“Debito comune una vittoria? Lo ammetterò quando succederà“. Così Alberto Bagnai, il 17 giugno scorso rispondendo a una domanda di Peter Gomez durante la trasmissione Sono le Venti, sul Nove, parlava del Recovery Fund.

Oggi che l’accordo è stato siglato con 750 miliardi di euro di debito comune Ue (suddivisi in 390 miliardi di sussidi a fondo perduto e 360 di prestiti), il senatore e responsabile del dipartimento economia della Lega, intercettato al termine dei lavori parlamentari fuori Palazzo Madama, nega che per la prima volta nella storia dell’Unione europea ci sia la condivisione del debito tra i 27 Paesi membri: “Chi vi racconta queste storie?”. Quello del Recovery Fund “non è un momento storico” continua Bagnai, che argomenta così: “Se posso essere tecnico, le fregnacce hanno un tempo di decadimento molto più rapido di tanti altri materiali radioattivi”.

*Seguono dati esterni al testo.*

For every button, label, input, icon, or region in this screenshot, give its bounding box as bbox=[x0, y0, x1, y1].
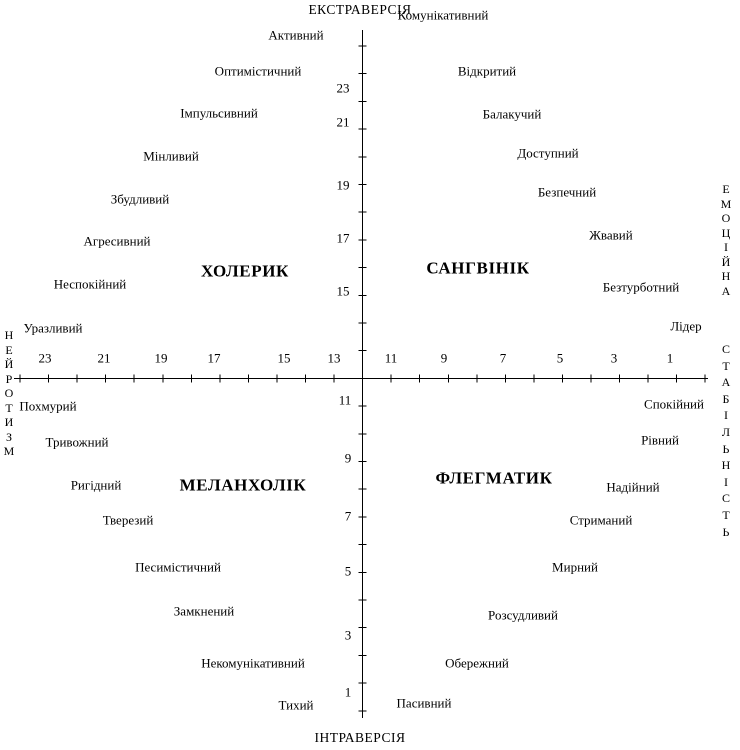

“L’Italia è un paese contributore netto, vuol dire che ogni anno diamo più soldi di quanti non ne riceviamo indietro, mentre un domani se venisse approvato il Recovery Fund, come chiede la commissione Ue, l’Italia diventerebbe beneficiario netto, cioè prenderebbe più di quanto versa”, argomentava il direttore Peter Gomez nel corso dell’intervista dello scorso giugno. Ma per Bagnai “tra i corridoi di Bruxelles si dice che ci possiamo dimenticare di diventare beneficiari netti. Economisti europeisti già ci raccontano che questa storia ci costerà un miliardo l’anno. In Europa non ci stanno regalando niente. Quello che non volete vedere è che siamo entrati in un meccanismo in cui l’ingerenza estera nella nostra politica economica è rafforzata“. La Lega resta dunque l’unico partito a criticare aspramente l’accordo europeo, a differenza delle altre formazioni del centrodestra – che pur con diverse gradazioni – hanno riconosciuto l’importanza dell’accordo raggiunto a Bruxelles. “Sapete come siamo passati dal 4 al 30%? – chiede Bagnai – Perché ci è già successo di dire un pochino prima quello che tanti altri hanno detto dopo e quindi se ora diciamo di stare attenti, direi che questo è un motivo per fidarsi”. Per Bagnai l’errore politico è l’entusiasmo sull’accordo: “Piazza Venezia era piena di italiani entusiasti di essersi messi insieme con la Germania in una meravigliosa ed entusiasmante impresa che si sa come è finita perché l’imperialismo tedesco ogni tanto va a sbattere”.